– Призраком становится тот, кто погиб от чужих рук, но не знает своего убийцу, – погладил редкую бородку мертвый господин Кен.

– Не ты ли погиб доблестно в бою под знамёнами единого Дай-го, вызвавшись один на один в смертельной схватке сойтись с гигантом Аби, отправленным восставшими из Керё? Не пали ли вы оба на поле брани от ран, нанесённых друг другу?

– Я погиб в том бою, но лишь потому, что накануне битвы меня отравили, – вздохнул призрак. – Поскольку я не знаю, кто это сделал, после смерти я превратился в вечно голодного злого духа, которого речная ведьма приковала к мельнице.

Они помолчали, размышляя над произошедшим. На улице начинало светать. Хоть дождь и не прекращался, призрак начинал бледнеть. Наставало время прощаться.

– Мы должны отомстить за твою смерть, – сказал Джун отцу.

– Ты, сын, следуй своей судьбе. Если все мы будем поступать верно, то и правосудие не заставит себя ждать, – призрак обнял Кен Джуна и растворился прямо у него в руках.


Ынхе прыгнула на порог мельницы. Река за ночь поднялась, подтопив берег. Тела убитых разбойников лежали в лужах. Лисица подошла ближе к одному из них и принюхалась.

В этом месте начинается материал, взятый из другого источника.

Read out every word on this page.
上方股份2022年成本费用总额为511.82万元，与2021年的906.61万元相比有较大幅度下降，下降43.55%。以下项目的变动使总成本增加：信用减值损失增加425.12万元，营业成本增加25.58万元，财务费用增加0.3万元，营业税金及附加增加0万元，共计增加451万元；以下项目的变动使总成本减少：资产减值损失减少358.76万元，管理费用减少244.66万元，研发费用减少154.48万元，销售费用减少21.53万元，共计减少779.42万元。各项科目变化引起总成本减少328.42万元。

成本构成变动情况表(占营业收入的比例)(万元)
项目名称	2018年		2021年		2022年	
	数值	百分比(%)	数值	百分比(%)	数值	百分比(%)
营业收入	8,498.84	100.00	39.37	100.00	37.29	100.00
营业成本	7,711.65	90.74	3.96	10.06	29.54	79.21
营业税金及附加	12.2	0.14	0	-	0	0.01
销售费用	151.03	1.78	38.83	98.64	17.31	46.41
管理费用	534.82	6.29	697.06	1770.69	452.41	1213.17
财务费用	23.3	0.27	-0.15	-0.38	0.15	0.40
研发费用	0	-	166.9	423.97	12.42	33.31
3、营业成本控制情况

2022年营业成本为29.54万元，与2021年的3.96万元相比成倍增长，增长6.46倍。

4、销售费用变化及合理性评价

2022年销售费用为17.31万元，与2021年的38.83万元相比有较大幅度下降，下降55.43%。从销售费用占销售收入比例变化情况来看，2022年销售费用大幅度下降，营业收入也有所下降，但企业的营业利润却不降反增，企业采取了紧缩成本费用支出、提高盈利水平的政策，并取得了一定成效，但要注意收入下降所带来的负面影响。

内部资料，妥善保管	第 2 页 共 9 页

Кен Джун вышел за ней и снял черные платки с их лиц.

– А разбойники странно похожи на солдат Лорда, – сказала ему Ынхе.

Кен Джун ничего не ответил.

– Возвращаемся в село? – отряхнулась лисица.

– Нет, Ынхе, – задумчиво возразил юноша. – Я поеду прямиком домой в «Птичий терем». А тебе нечего мокнуть, ты возвращайся к госпоже Инари и убедись, что речная ведьма пришла, куда нужно.

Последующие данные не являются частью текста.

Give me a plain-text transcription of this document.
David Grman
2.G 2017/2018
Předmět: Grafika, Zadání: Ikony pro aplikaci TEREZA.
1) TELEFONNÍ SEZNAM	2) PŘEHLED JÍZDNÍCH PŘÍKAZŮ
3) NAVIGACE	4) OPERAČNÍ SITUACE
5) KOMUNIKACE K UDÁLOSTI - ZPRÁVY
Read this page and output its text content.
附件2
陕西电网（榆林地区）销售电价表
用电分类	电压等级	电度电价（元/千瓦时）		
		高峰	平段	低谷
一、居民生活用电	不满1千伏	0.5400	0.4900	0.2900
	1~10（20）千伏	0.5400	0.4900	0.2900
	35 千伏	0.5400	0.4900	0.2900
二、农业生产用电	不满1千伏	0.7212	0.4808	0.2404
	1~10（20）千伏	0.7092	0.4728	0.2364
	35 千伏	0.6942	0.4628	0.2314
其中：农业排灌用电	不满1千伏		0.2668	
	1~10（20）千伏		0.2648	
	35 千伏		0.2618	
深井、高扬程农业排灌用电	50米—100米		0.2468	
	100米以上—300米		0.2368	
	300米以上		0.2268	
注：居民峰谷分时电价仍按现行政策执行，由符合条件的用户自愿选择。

Они вместе добрались до излучины, где оставался привязанным Лунь.

Кен Джун взобрался на скакуна и посмотрел на лисицу. Та в свою очередь внимательно смотрела на него, выжидая.

– Ну, беги, – сказал он ей и, убедившись, что Ынхе ускакала в мокрую траву, тронулся сам.

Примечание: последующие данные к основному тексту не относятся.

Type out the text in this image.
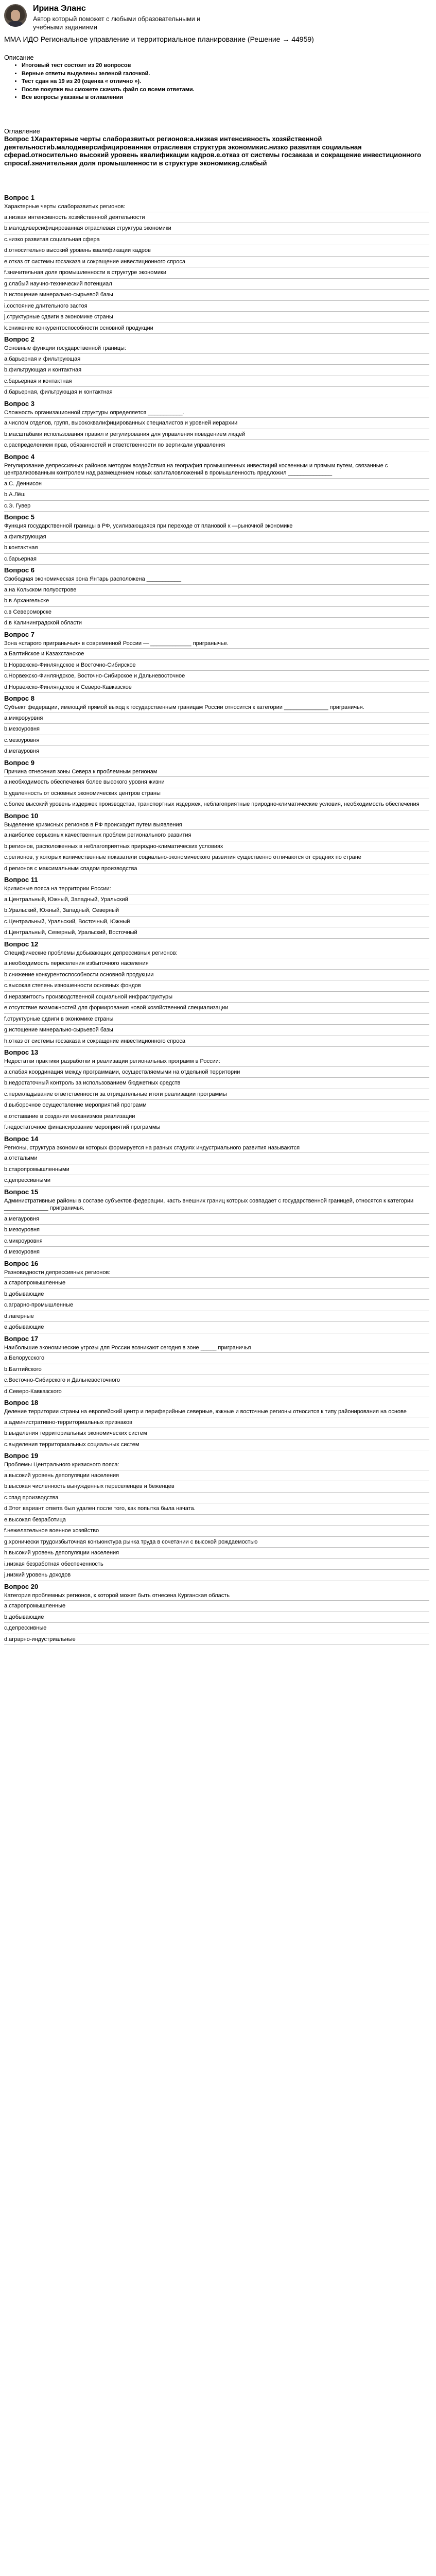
Ирина Эланс
Автор который поможет с любыми образовательными и учебными заданиями
ММА ИДО Региональное управление и территориальное планирование (Решение → 44959)
Описание
• Итоговый тест состоит из 20 вопросов
• Верные ответы выделены зеленой галочкой.
• Тест сдан на 19 из 20 (оценка « отлично »).
• После покупки вы сможете скачать файл со всеми ответами.
• Все вопросы указаны в оглавлении
Оглавление
Вопрос 1Характерные черты слаборазвитых регионов:a.низкая интенсивность хозяйственной деятельностиb.малодиверсифицированная отраслевая структура экономикиc.низко развитая социальная сферad.относительно высокий уровень квалификации кадров.e.отказ от системы госзаказа и сокращение инвестиционного спросаf.значительная доля промышленности в структуре экономикиg.слабый
Вопрос 1
Характерные черты слаборазвитых регионов:
a.низкая интенсивность хозяйственной деятельности
b.малодиверсифицированная отраслевая структура экономики
c.низко развитая социальная сфера
d.относительно высокий уровень квалификации кадров
e.отказ от системы госзаказа и сокращение инвестиционного спроса
f.значительная доля промышленности в структуре экономики
g.слабый научно-технический потенциал
h.истощение минерально-сырьевой базы
i.состояние длительного застоя
j.структурные сдвиги в экономике страны
k.снижение конкурентоспособности основной продукции
Вопрос 2
Основные функции государственной границы:
a.барьерная и фильтрующая
b.фильтрующая и контактная
c.барьерная и контактная
d.барьерная, фильтрующая и контактная
Вопрос 3
Сложность организационной структуры определяется ___________.
a.числом отделов, групп, высококвалифицированных специалистов и уровней иерархии
b.масштабами использования правил и регулирования для управления поведением людей
c.распределением прав, обязанностей и ответственности по вертикали управления
Вопрос 4
Регулирование депрессивных районов методом воздействия на география промышленных инвестиций косвенным и прямым путем, связанные с централизованным контролем над размещением новых капиталовложений в промышленность предложил ______________
a.С. Деннисон
b.А.Лёш
c.Э. Гувер
Вопрос 5
Функция государственной границы в РФ, усиливающаяся при переходе от плановой к —рыночной экономике
a.фильтрующая
b.контактная
c.барьерная
Вопрос 6
Свободная экономическая зона Янтарь расположена ___________
a.на Кольском полуострове
b.в Архангельске
c.в Североморске
d.в Калининградской области
Вопрос 7
Зона «старого пригранычья» в современной России — _____________ пригранычье.
a.Балтийское и Казахстанское
b.Норвежско-Финляндское и Восточно-Сибирское
c.Норвежско-Финляндское, Восточно-Сибирское и Дальневосточное
d.Норвежско-Финляндское и Северо-Кавказское
Вопрос 8
Субъект федерации, имеющий прямой выход к государственным границам России относится к категории ______________ приграничья.
a.микрорурвня
b.мезоуровня
c.мезоуровня
d.мегауровня
Вопрос 9
Причина отнесения зоны Севера к проблемным регионам
a.необходимость обеспечения более высокого уровня жизни
b.удаленность от основных экономических центров страны
c.более высокий уровень издержек производства, транспортных издержек, неблагоприятные природно-климатические условия, необходимость обеспечения
Вопрос 10
Выделение кризисных регионов в РФ происходит путем выявления
a.наиболее серьезных качественных проблем регионального развития
b.регионов, расположенных в неблагоприятных природно-климатических условиях
c.регионов, у которых количественные показатели социально-экономического развития существенно отличаются от средних по стране
d.регионов с максимальным спадом производства
Вопрос 11
Кризисные пояса на территории России:
a.Центральный, Южный, Западный, Уральский
b.Уральский, Южный, Западный, Северный
c.Центральный, Уральский, Восточный, Южный
d.Центральный, Северный, Уральский, Восточный
Вопрос 12
Специфические проблемы добывающих депрессивных регионов:
a.необходимость переселения избыточного населения
b.снижение конкурентоспособности основной продукции
c.высокая степень изношенности основных фондов
d.неразвитость производственной социальной инфраструктуры
e.отсутствие возможностей для формирования новой хозяйственной специализации
f.структурные сдвиги в экономике страны
g.истощение минерально-сырьевой базы
h.отказ от системы госзаказа и сокращение инвестиционного спроса
Вопрос 13
Недостатки практики разработки и реализации региональных программ в России:
a.слабая координация между программами, осуществляемыми на отдельной территории
b.недостаточный контроль за использованием бюджетных средств
c.перекладывание ответственности за отрицательные итоги реализации программы
d.выборочное осуществление мероприятий программ
e.отставание в создании механизмов реализации
f.недостаточное финансирование мероприятий программы
Вопрос 14
Регионы, структура экономики которых формируется на разных стадиях индустриального развития называются
a.отсталыми
b.старопромышленными
c.депрессивными
Вопрос 15
Административные районы в составе субъектов федерации, часть внешних границ которых совпадает с государственной границей, относятся к категории ______________ приграничья.
a.мегауровня
b.мезоуровня
c.микроуровня
d.мезоуровня
Вопрос 16
Разновидности депрессивных регионов:
a.старопромышленные
b.добывающие
c.аграрно-промышленные
d.лагерные
e.добывающие
Вопрос 17
Наибольшие экономические угрозы для России возникают сегодня в зоне _____ приграничья
a.Белорусского
b.Балтийского
c.Восточно-Сибирского и Дальневосточного
d.Северо-Кавказского
Вопрос 18
Деление территории страны на европейский центр и периферийные северные, южные и восточные регионы относится к типу районирования на основе
a.административно-территориальных признаков
b.выделения территориальных экономических систем
c.выделения территориальных социальных систем
Вопрос 19
Проблемы Центрального кризисного пояса:
a.высокий уровень депопуляции населения
b.высокая численность вынужденных переселенцев и беженцев
c.спад производства
d.Этот вариант ответа был удален после того, как попытка была начата.
e.высокая безработица
f.нежелательное военное хозяйство
g.хронически трудоизбыточная конъюнктура рынка труда в сочетании с высокой рождаемостью
h.высокий уровень депопуляции населения
i.низкая безработная обеспеченность
j.низкий уровень доходов
Вопрос 20
Категория проблемных регионов, к которой может быть отнесена Курганская область
a.старопромышленные
b.добывающие
c.депрессивные
d.аграрно-индустриальные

Дождь стоял белёсой пеленой, скрывая и сады, и села, и горы. Так прошлое Кен Джуна до вчерашнего дня было скрыто от него завесой забвения. А теперь внутри него дождь прекратился. Всё прояснилось. Мысли были столь чёткими и острыми, что покалывание отдавалось и в пальцах. Ему не терпелось начать действовать.

Под покровом дождя Кен Джун прибыл в «Птичий терем» незамеченным. Вместо того, чтобы предстать перед семьей и объявить о своём возвращении, юноша сам отвёл Луня в конюшню и накормил. А затем вошёл в здание через дальнее крыло дворца, где размещались слуги. Столкнувшись возле кухни с поваром, он попросил не докладывать матери о своём приезде, после чего поднялся по приставной лестнице на чердак, где хранили старые вещи.


Последний раз Кен Джун был на чердаке в детстве. Мальчишкой ему нравилось забираться сюда тайком от родителей (потому что сыну господина не положено уподобляться детям слуг) и рассматривать сложенное там добро, которое представлялось тогда настоящим сокровищем. Джун не мог понять, почему столь оригинальные и ценные вещи как дедушкины карты, вёсла, ходули и барабан или отцовские колокола и телескоп пылились на чердаке, в то время как дом заполняли безвкусные безделушки вроде масок и статуэток, доставленные из самого далёкого далека и подаренные уже не вхожими дом гостями по самым банальным поводам.

На чердаке как всегда стоял волнующий аромат – пахло сеном, ветошью и пылью. Среди прочих составленных друг на друга и похороненных здесь вещей Кен Джун нашел и свой платяной деревянный сундук. Крышка его, на которой изображалась сцена сбора риса, была заперта на ключ. Разумеется, если бы он спросил у домашних, где ключ, то тот оказался бы где-то потерян, а на самом деле надёжно спрятан. И юноша не питал надежд его отыскать. Вместо этого он осмотрел сундук. Замок был надёжным и взломать его не вышло бы. Но, Кен Джун лучше других знал слабое место своего сундука: петли, закреплённые снаружи стержнями со спиральной нарезкой вместо заклёпок. Довольно быстро Джун снял крепление и петли с помощью перочинного ножа, просунул в образовавшуюся щель дедушкину стальную ходулю вместо лома и рванул крышку вверх. Та с треском вылетела, осыпав взломщика острыми щепкам. Склонившись над открытым сундуком, Джун замер. И в первый раз за долгое время глаза его наполнили слёзы.